Bad Astronomy

The Wonderful

The image above is substantially cool. But it’ll take a moment to explain why. Stick with this; you’ll like it.

In the constellation of Cetus, the whale, is what appears to be a run of the mill red star. At a distance of about 400 light years, the fact that you can see it with your unaided eye at all means it’s an intrinsically luminous star: at that distance the Sun would be completely invisible.

The star is a red giant, a star that was once much like the Sun but is now terminally ill. Stars make energy in their core through the fusion of light elements into heavier ones; the Sun is currently fusing hydrogen into helium. Eventually it will run out of hydrogen, and will begin to fuse helium into carbon and oxygen. In 7 billion years or so the helium in the core will run out as well. The carbon and oxygen ash from the process will form a ball about the size of the Earth. It will contract and get incredibly hot. Helium outside the core, previously unavailable for fusion (like having a spare can of gasoline in the trunk of your car) will start to fuse in a thin shell surrounding the core. This will dump vast amounts of heat into the outer part of the Sun, which will respond like any gas will when heated: it will expand and cool.

The Sun will become a red giant. But thin shell helium fusion is unstable, and so a red giant can expand and contract, sometimes almost in a spasm, ejecting material off its surface, and briefly becoming very luminous before settling down again. This will happen three or four times for the Sun, and it will totally eject its outer layers, exposing the hot core to space*. When this is all done, the Sun will be a white dwarf, and will slowly cool for the next few hundred billion years.

The image at the top shows a star that is undergoing this process right now. Called Mira – “wonderful” – it’s slightly more massive than the Sun, and far older. It has only a short time left – maybe only hundreds of thousands of years, maybe less – before its paroxysms slough off that last bit of outer layer, and it becomes a white dwarf. These spasms change its luminosity, and we see this as a brightening and dimming of the star; it’s sometimes too faint to see with the unaided eye, and other times can brighten considerably.

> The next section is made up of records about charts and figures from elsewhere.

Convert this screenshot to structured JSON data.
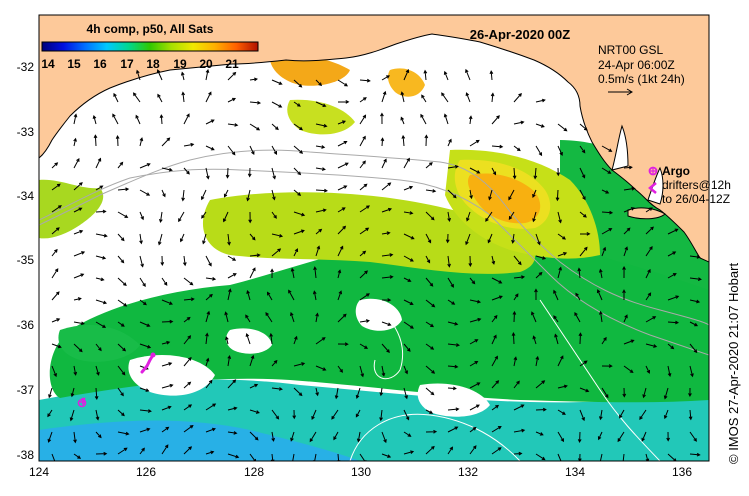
{
  "header": {
    "date_title": "26-Apr-2020 00Z",
    "colorbar_title": "4h comp, p50, All Sats"
  },
  "colorbar": {
    "labels": [
      "14",
      "15",
      "16",
      "17",
      "18",
      "19",
      "20",
      "21"
    ],
    "colors": [
      "#00007a",
      "#0000d0",
      "#0060ff",
      "#00c0ff",
      "#00d890",
      "#40d000",
      "#c0e000",
      "#ffd000",
      "#ff9000",
      "#ff5000",
      "#c01000"
    ]
  },
  "current_legend": {
    "line1": "NRT00 GSL",
    "line2": "24-Apr 06:00Z",
    "line3": "0.5m/s (1kt 24h)"
  },
  "drifter_legend": {
    "argo_label": "Argo",
    "drifters_line1": "drifters@12h",
    "drifters_line2": "to 26/04-12Z"
  },
  "axes": {
    "x_ticks": [
      "124",
      "126",
      "128",
      "130",
      "132",
      "134",
      "136"
    ],
    "y_ticks": [
      "-32",
      "-33",
      "-34",
      "-35",
      "-36",
      "-37",
      "-38"
    ]
  },
  "credit": "© IMOS 27-Apr-2020 21:07 Hobart",
  "colors": {
    "land": "#fdc99a",
    "frame": "#000000",
    "argo": "#e020e0"
  }
}
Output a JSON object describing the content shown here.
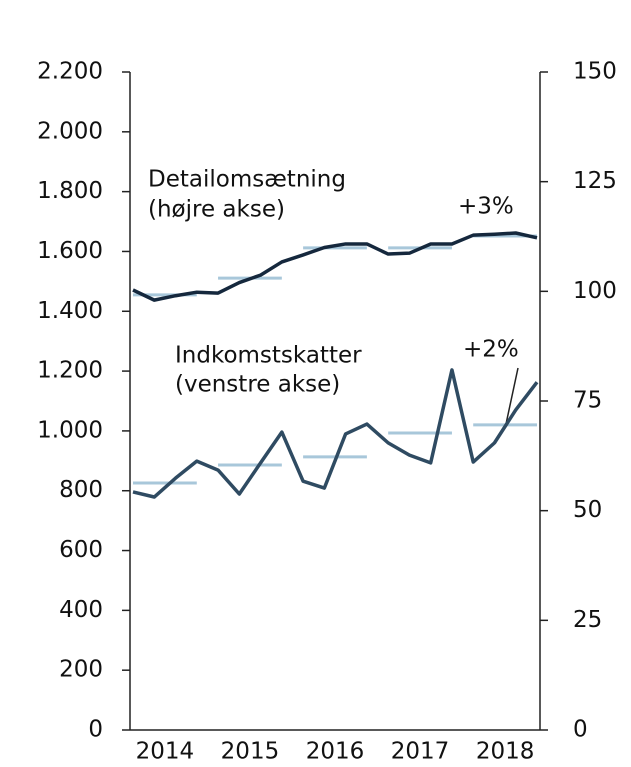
{
  "chart_data": {
    "type": "line",
    "x": [
      2014,
      2014.25,
      2014.5,
      2014.75,
      2015,
      2015.25,
      2015.5,
      2015.75,
      2016,
      2016.25,
      2016.5,
      2016.75,
      2017,
      2017.25,
      2017.5,
      2017.75,
      2018,
      2018.25,
      2018.5,
      2018.75
    ],
    "series": [
      {
        "color": "#15283d",
        "axis": "y2",
        "values": [
          100.3,
          98,
          99,
          99.8,
          99.6,
          102,
          103.7,
          106.7,
          108.3,
          110,
          110.8,
          110.8,
          108.5,
          108.7,
          110.8,
          110.8,
          112.8,
          113,
          113.3,
          112.2
        ]
      },
      {
        "color": "#2f4b62",
        "axis": "y",
        "values": [
          796,
          779,
          842,
          899,
          869,
          789,
          893,
          996,
          832,
          809,
          990,
          1023,
          960,
          919,
          893,
          1204,
          896,
          960,
          1070,
          1163
        ]
      }
    ],
    "averages": [
      {
        "color": "#a8c7da",
        "axis": "y2",
        "x": [
          2014,
          2015,
          2016,
          2017,
          2018
        ],
        "values": [
          99.2,
          103,
          109.9,
          109.9,
          112.6
        ]
      },
      {
        "color": "#a8c7da",
        "axis": "y",
        "x": [
          2014,
          2015,
          2016,
          2017,
          2018
        ],
        "values": [
          826,
          886,
          913,
          993,
          1020
        ]
      }
    ],
    "annotations": [
      "Detailomsætning",
      "(højre akse)",
      "+3%",
      "Indkomstskatter",
      "(venstre akse)",
      "+2%"
    ],
    "xlim": [
      2014,
      2018.75
    ],
    "xticks": [
      {
        "value": 2014.375,
        "label": "2014"
      },
      {
        "value": 2015.375,
        "label": "2015"
      },
      {
        "value": 2016.375,
        "label": "2016"
      },
      {
        "value": 2017.375,
        "label": "2017"
      },
      {
        "value": 2018.375,
        "label": "2018"
      }
    ],
    "ylim": [
      0,
      2200
    ],
    "yticks": [
      0,
      200,
      400,
      600,
      800,
      {
        "value": 1000,
        "label": "1.000"
      },
      {
        "value": 1200,
        "label": "1.200"
      },
      {
        "value": 1400,
        "label": "1.400"
      },
      {
        "value": 1600,
        "label": "1.600"
      },
      {
        "value": 1800,
        "label": "1.800"
      },
      {
        "value": 2000,
        "label": "2.000"
      },
      {
        "value": 2200,
        "label": "2.200"
      }
    ],
    "y2lim": [
      0,
      150
    ],
    "y2ticks": [
      0,
      25,
      50,
      75,
      100,
      125,
      150
    ]
  }
}
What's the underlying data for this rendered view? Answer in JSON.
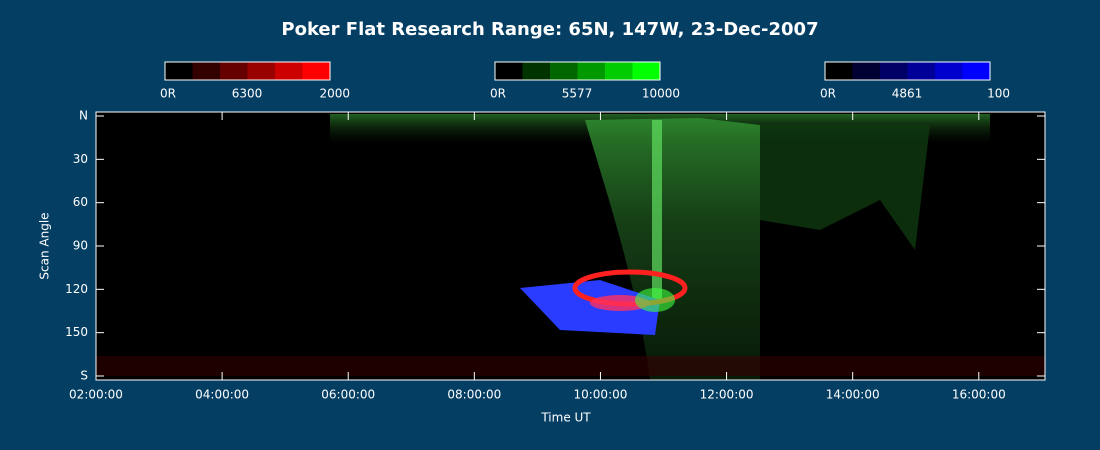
{
  "chart_data": {
    "type": "keogram",
    "title": "Poker Flat Research Range: 65N, 147W, 23-Dec-2007",
    "x_label": "Time UT",
    "y_label": "Scan Angle",
    "xlim": [
      2,
      17.05
    ],
    "xticks": [
      {
        "value": 2,
        "label": "02:00:00"
      },
      {
        "value": 4,
        "label": "04:00:00"
      },
      {
        "value": 6,
        "label": "06:00:00"
      },
      {
        "value": 8,
        "label": "08:00:00"
      },
      {
        "value": 10,
        "label": "10:00:00"
      },
      {
        "value": 12,
        "label": "12:00:00"
      },
      {
        "value": 14,
        "label": "14:00:00"
      },
      {
        "value": 16,
        "label": "16:00:00"
      }
    ],
    "ylim": [
      0,
      180
    ],
    "yticks": [
      {
        "value": 0,
        "label": "N"
      },
      30,
      60,
      90,
      120,
      150,
      {
        "value": 180,
        "label": "S"
      }
    ],
    "colorbars": [
      {
        "name": "6300",
        "min_label": "0R",
        "max": 2000,
        "color": "#ff0000"
      },
      {
        "name": "5577",
        "min_label": "0R",
        "max": 10000,
        "color": "#00ff00"
      },
      {
        "name": "4861",
        "min_label": "0R",
        "max": 100,
        "color": "#0000ff"
      }
    ]
  }
}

Mira has long been studied by astronomers to give us insight on what will happen when the Sun dies. Observations have revealed the star isn’t round: that makes sense, since it is ejecting huge amounts of material in expanding clouds. It has a small companion, a more normal star that appears to be collecting some of the ejected material and forming it into a disk around itself.

Mira is definitely wonderful, in the sense of evoking wonder. And now we have found out it’s even more amazing than we thought. Most stars near the Sun orbit the center of the Galaxy at roughly the same speed, but some are faster than others. Mira, it so happens, is plowing through this local region of space at about 130 kilometers per second (about 80 miles per second). There is gas and dust out there, a thin haze floating among the stars. As Mira screams through this fog, the gas it is ejecting as it convulses is blown backwards, leaving a long tail behind it – imagine running down the street with a smoke bomb in your hand and you’ll get the idea.

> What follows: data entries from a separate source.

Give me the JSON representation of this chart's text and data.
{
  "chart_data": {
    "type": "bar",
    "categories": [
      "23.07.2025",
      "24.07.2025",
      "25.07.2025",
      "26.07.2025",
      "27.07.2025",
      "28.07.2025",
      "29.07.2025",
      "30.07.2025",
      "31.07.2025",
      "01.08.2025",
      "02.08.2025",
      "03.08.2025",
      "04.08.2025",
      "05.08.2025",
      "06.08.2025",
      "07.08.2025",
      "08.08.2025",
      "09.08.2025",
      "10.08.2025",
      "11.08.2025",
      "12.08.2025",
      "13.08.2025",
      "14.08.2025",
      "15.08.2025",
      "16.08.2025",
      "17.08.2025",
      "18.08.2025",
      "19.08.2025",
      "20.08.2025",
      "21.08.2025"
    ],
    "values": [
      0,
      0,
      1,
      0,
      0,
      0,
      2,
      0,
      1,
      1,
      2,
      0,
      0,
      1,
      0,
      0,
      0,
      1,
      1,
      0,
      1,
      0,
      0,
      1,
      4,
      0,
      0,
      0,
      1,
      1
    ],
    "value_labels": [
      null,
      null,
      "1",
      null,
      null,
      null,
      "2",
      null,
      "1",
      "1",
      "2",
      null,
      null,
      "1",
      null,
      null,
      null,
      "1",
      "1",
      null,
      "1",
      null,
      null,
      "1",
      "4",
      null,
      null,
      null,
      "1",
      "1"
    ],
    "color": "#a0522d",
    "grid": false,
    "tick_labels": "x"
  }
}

Now take another look at the image at the top of this page. Mira is on the right hand side, and is moving left to right. The long tail of ejected material is incredible – it’s 13 light years long! It has taken Mira 30,000 years to move this distance, which means that the material in the left hand side of the tail was ejected 30 millennia ago. If you look at the location of the star itself, you’ll see a parabolic arc in front of it; that’s the bow shock, where Mira’s ejected material is slamming into the material between stars (called the interstellar medium or ISM).

The images are in the ultraviolet, which means the gas is emitting UV radiation. This indicates that the material is being heated by the collision with the ISM, and is slowly losing that energy by glowing in the UV. The images were taken by the Galaxy Explorer (GalEx) mission. In a routine survey, an astronomer noticed that Mira looked fuzzy, so they took deeper images. The tail near the star was revealed, so they scheduled even more observations to trace it out… I can just imagine how surprised they were when they realized what they had found! The image is actually a mosaic of the images GalEx took.

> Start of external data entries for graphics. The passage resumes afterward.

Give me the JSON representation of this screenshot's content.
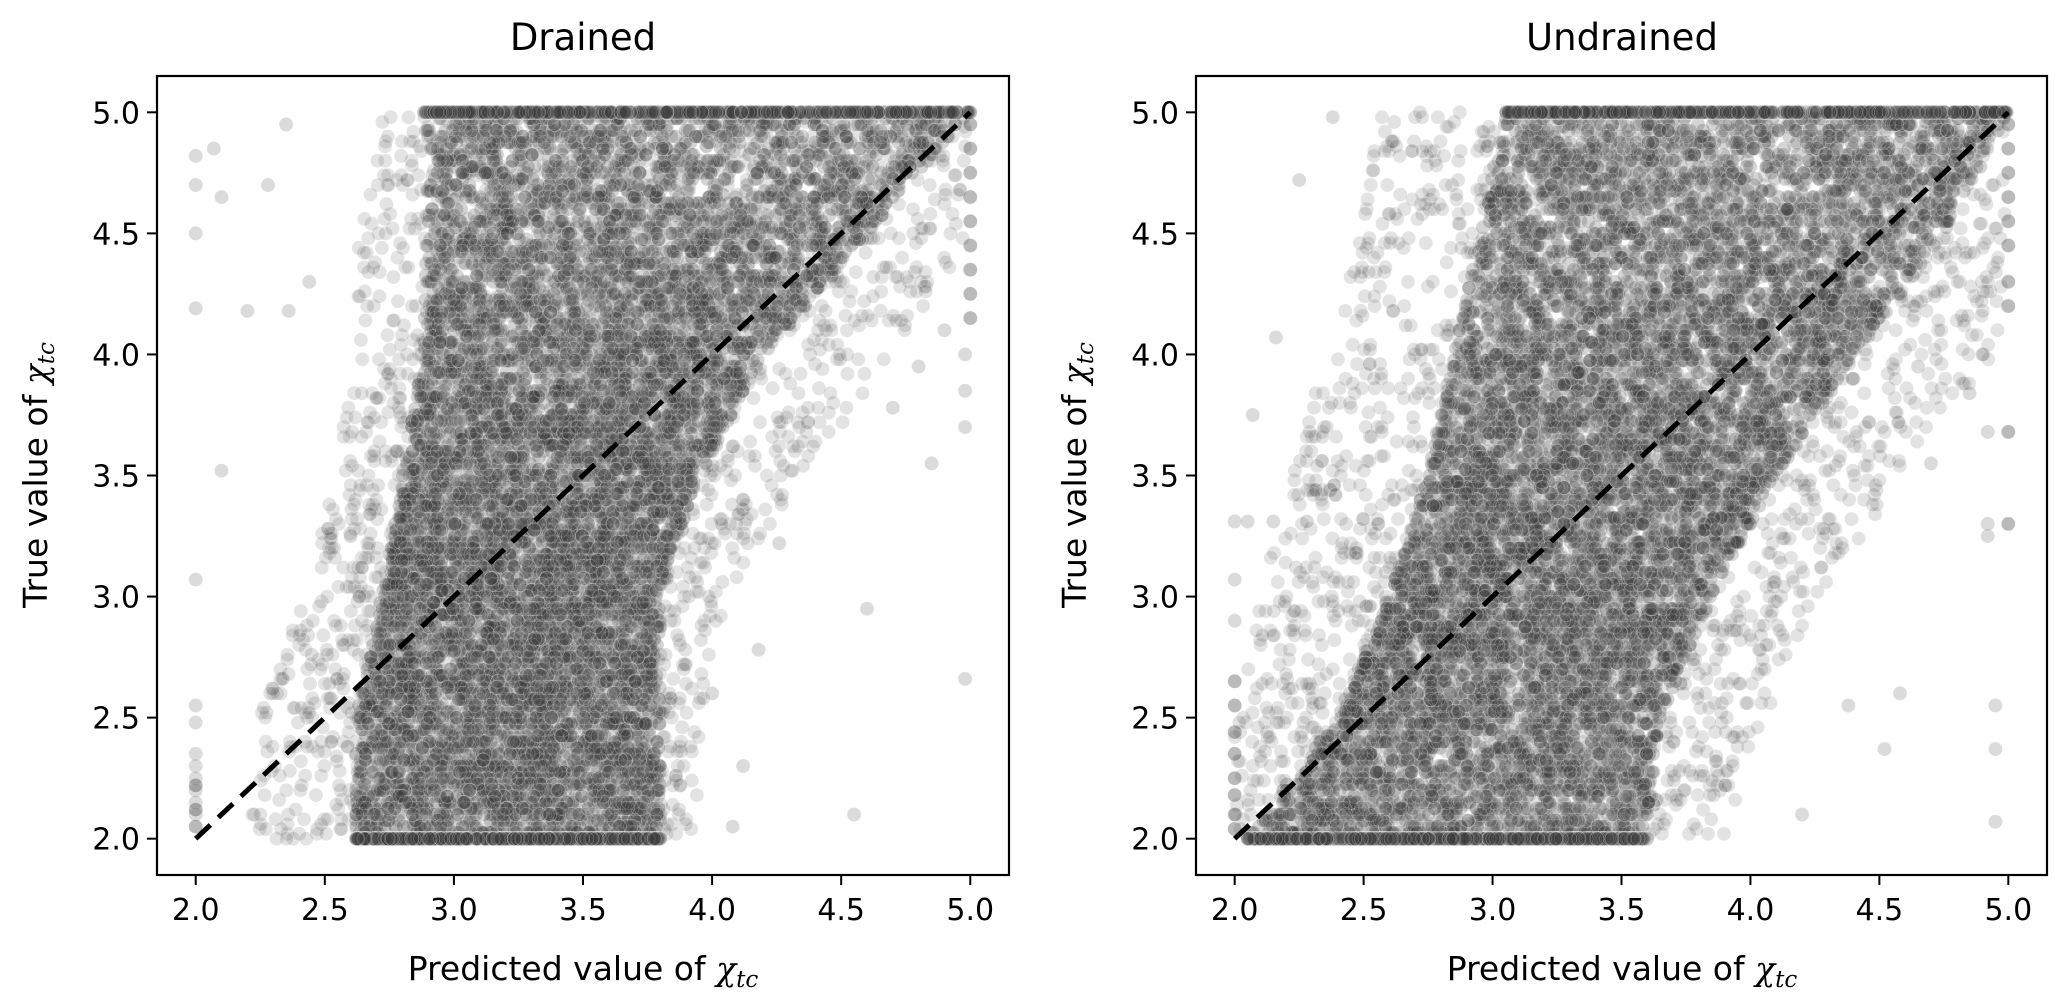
{
  "chart_data": [
    {
      "type": "scatter",
      "title": "Drained",
      "xlabel": "Predicted value of",
      "ylabel": "True value of",
      "symbol": "χ",
      "symbol_subscript": "tc",
      "xlim": [
        1.85,
        5.15
      ],
      "ylim": [
        1.85,
        5.15
      ],
      "xticks": [
        "2.0",
        "2.5",
        "3.0",
        "3.5",
        "4.0",
        "4.5",
        "5.0"
      ],
      "yticks": [
        "2.0",
        "2.5",
        "3.0",
        "3.5",
        "4.0",
        "4.5",
        "5.0"
      ],
      "reference_line": {
        "style": "dashed",
        "color": "#000000",
        "from": [
          2.0,
          2.0
        ],
        "to": [
          5.0,
          5.0
        ]
      },
      "grid": false,
      "marker_color": "#3a3a3a",
      "dense_region": {
        "y_range": [
          2.0,
          5.0
        ],
        "left_x_at_y": [
          [
            2.0,
            2.62
          ],
          [
            2.5,
            2.62
          ],
          [
            3.0,
            2.72
          ],
          [
            4.0,
            2.88
          ],
          [
            4.8,
            2.9
          ],
          [
            5.0,
            2.88
          ]
        ],
        "right_x_at_y": [
          [
            2.0,
            3.8
          ],
          [
            2.5,
            3.8
          ],
          [
            3.0,
            3.8
          ],
          [
            3.5,
            3.95
          ],
          [
            4.0,
            4.2
          ],
          [
            4.5,
            4.6
          ],
          [
            5.0,
            5.0
          ]
        ]
      },
      "fringe_region": {
        "left_x_at_y": [
          [
            2.0,
            2.2
          ],
          [
            2.5,
            2.25
          ],
          [
            3.0,
            2.42
          ],
          [
            3.5,
            2.55
          ],
          [
            4.0,
            2.6
          ],
          [
            4.5,
            2.63
          ],
          [
            5.0,
            2.72
          ]
        ],
        "right_x_at_y": [
          [
            2.0,
            3.95
          ],
          [
            2.5,
            3.95
          ],
          [
            3.0,
            4.05
          ],
          [
            3.5,
            4.35
          ],
          [
            4.0,
            4.7
          ],
          [
            4.5,
            5.0
          ],
          [
            5.0,
            5.0
          ]
        ]
      },
      "outliers": [
        [
          2.0,
          4.82
        ],
        [
          2.0,
          4.7
        ],
        [
          2.0,
          4.5
        ],
        [
          2.0,
          4.19
        ],
        [
          2.0,
          3.07
        ],
        [
          2.0,
          2.55
        ],
        [
          2.0,
          2.48
        ],
        [
          2.0,
          2.35
        ],
        [
          2.0,
          2.3
        ],
        [
          2.0,
          2.25
        ],
        [
          2.0,
          2.2
        ],
        [
          2.0,
          2.15
        ],
        [
          2.0,
          2.1
        ],
        [
          2.07,
          4.85
        ],
        [
          2.1,
          4.65
        ],
        [
          2.1,
          3.52
        ],
        [
          2.2,
          4.18
        ],
        [
          2.28,
          4.7
        ],
        [
          2.35,
          4.95
        ],
        [
          2.36,
          4.18
        ],
        [
          2.44,
          4.3
        ],
        [
          2.6,
          3.25
        ],
        [
          2.9,
          3.2
        ],
        [
          4.18,
          2.78
        ],
        [
          4.26,
          3.22
        ],
        [
          4.6,
          2.95
        ],
        [
          4.55,
          2.1
        ],
        [
          4.08,
          2.05
        ],
        [
          4.12,
          2.3
        ],
        [
          4.0,
          2.6
        ],
        [
          4.98,
          3.85
        ],
        [
          4.98,
          3.7
        ],
        [
          4.98,
          2.66
        ],
        [
          4.98,
          4.0
        ],
        [
          4.8,
          3.95
        ],
        [
          4.9,
          4.1
        ],
        [
          4.85,
          3.55
        ],
        [
          4.7,
          3.78
        ]
      ],
      "edge_points": [
        [
          5.0,
          4.15
        ],
        [
          5.0,
          4.25
        ],
        [
          5.0,
          4.35
        ],
        [
          5.0,
          4.45
        ],
        [
          5.0,
          4.55
        ],
        [
          5.0,
          4.65
        ],
        [
          5.0,
          4.75
        ],
        [
          5.0,
          4.85
        ],
        [
          5.0,
          4.95
        ],
        [
          5.0,
          5.0
        ],
        [
          2.0,
          2.05
        ],
        [
          2.0,
          2.12
        ],
        [
          2.0,
          2.22
        ]
      ]
    },
    {
      "type": "scatter",
      "title": "Undrained",
      "xlabel": "Predicted value of",
      "ylabel": "True value of",
      "symbol": "χ",
      "symbol_subscript": "tc",
      "xlim": [
        1.85,
        5.15
      ],
      "ylim": [
        1.85,
        5.15
      ],
      "xticks": [
        "2.0",
        "2.5",
        "3.0",
        "3.5",
        "4.0",
        "4.5",
        "5.0"
      ],
      "yticks": [
        "2.0",
        "2.5",
        "3.0",
        "3.5",
        "4.0",
        "4.5",
        "5.0"
      ],
      "reference_line": {
        "style": "dashed",
        "color": "#000000",
        "from": [
          2.0,
          2.0
        ],
        "to": [
          5.0,
          5.0
        ]
      },
      "grid": false,
      "marker_color": "#3a3a3a",
      "dense_region": {
        "y_range": [
          2.0,
          5.0
        ],
        "left_x_at_y": [
          [
            2.0,
            2.05
          ],
          [
            2.5,
            2.4
          ],
          [
            3.0,
            2.6
          ],
          [
            3.5,
            2.75
          ],
          [
            4.0,
            2.85
          ],
          [
            4.5,
            2.95
          ],
          [
            5.0,
            3.05
          ]
        ],
        "right_x_at_y": [
          [
            2.0,
            3.6
          ],
          [
            2.5,
            3.65
          ],
          [
            3.0,
            3.85
          ],
          [
            3.5,
            4.1
          ],
          [
            4.0,
            4.4
          ],
          [
            4.5,
            4.75
          ],
          [
            5.0,
            5.0
          ]
        ]
      },
      "fringe_region": {
        "left_x_at_y": [
          [
            2.0,
            2.0
          ],
          [
            2.5,
            2.0
          ],
          [
            3.0,
            2.1
          ],
          [
            3.5,
            2.22
          ],
          [
            4.0,
            2.35
          ],
          [
            4.5,
            2.48
          ],
          [
            5.0,
            2.55
          ]
        ],
        "right_x_at_y": [
          [
            2.0,
            3.9
          ],
          [
            2.5,
            4.05
          ],
          [
            3.0,
            4.25
          ],
          [
            3.5,
            4.6
          ],
          [
            4.0,
            4.95
          ],
          [
            4.5,
            5.0
          ],
          [
            5.0,
            5.0
          ]
        ]
      },
      "outliers": [
        [
          2.0,
          3.31
        ],
        [
          2.05,
          3.31
        ],
        [
          2.15,
          3.31
        ],
        [
          2.28,
          3.31
        ],
        [
          2.0,
          3.07
        ],
        [
          2.0,
          2.9
        ],
        [
          2.16,
          4.07
        ],
        [
          2.07,
          3.75
        ],
        [
          2.38,
          4.98
        ],
        [
          2.25,
          4.72
        ],
        [
          4.2,
          2.1
        ],
        [
          4.52,
          2.37
        ],
        [
          4.58,
          2.6
        ],
        [
          4.38,
          2.55
        ],
        [
          4.95,
          2.55
        ],
        [
          4.95,
          2.37
        ],
        [
          4.95,
          2.07
        ],
        [
          4.92,
          3.25
        ],
        [
          4.92,
          3.3
        ],
        [
          4.92,
          3.68
        ],
        [
          4.85,
          3.84
        ],
        [
          4.9,
          4.0
        ],
        [
          4.7,
          3.55
        ],
        [
          4.65,
          3.95
        ]
      ],
      "edge_points": [
        [
          5.0,
          4.2
        ],
        [
          5.0,
          4.3
        ],
        [
          5.0,
          4.45
        ],
        [
          5.0,
          4.55
        ],
        [
          5.0,
          4.65
        ],
        [
          5.0,
          4.75
        ],
        [
          5.0,
          4.85
        ],
        [
          5.0,
          4.95
        ],
        [
          5.0,
          3.68
        ],
        [
          5.0,
          3.3
        ],
        [
          2.0,
          2.65
        ],
        [
          2.0,
          2.55
        ],
        [
          2.0,
          2.44
        ],
        [
          2.0,
          2.35
        ],
        [
          2.0,
          2.25
        ],
        [
          2.0,
          2.18
        ],
        [
          2.0,
          2.1
        ],
        [
          2.0,
          2.04
        ]
      ]
    }
  ]
}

The material blown off will eventually merge with the ISM and form new stars. The elements created in the fusion forge deep inside of Mira will eventually find themselves in new stars, some of which will be like the Sun, or like Mira once was. They too will age, step through the fusion process in their cores, and eventually become red giants… and the cycle starts again. It’s quite possible that some of the heavier elements we see in the Sun itself were seeded into the Galaxy by some anonymous star like Mira more than 5 billion years ago.

So when you look at this image of Mira with its comet-like tail, think on this: you are seeing a star’s way of making new stars. Like life itself, in death is renewal and the foundation for future generations.

*Needless to say, the Earth doesn’t fare well in all this.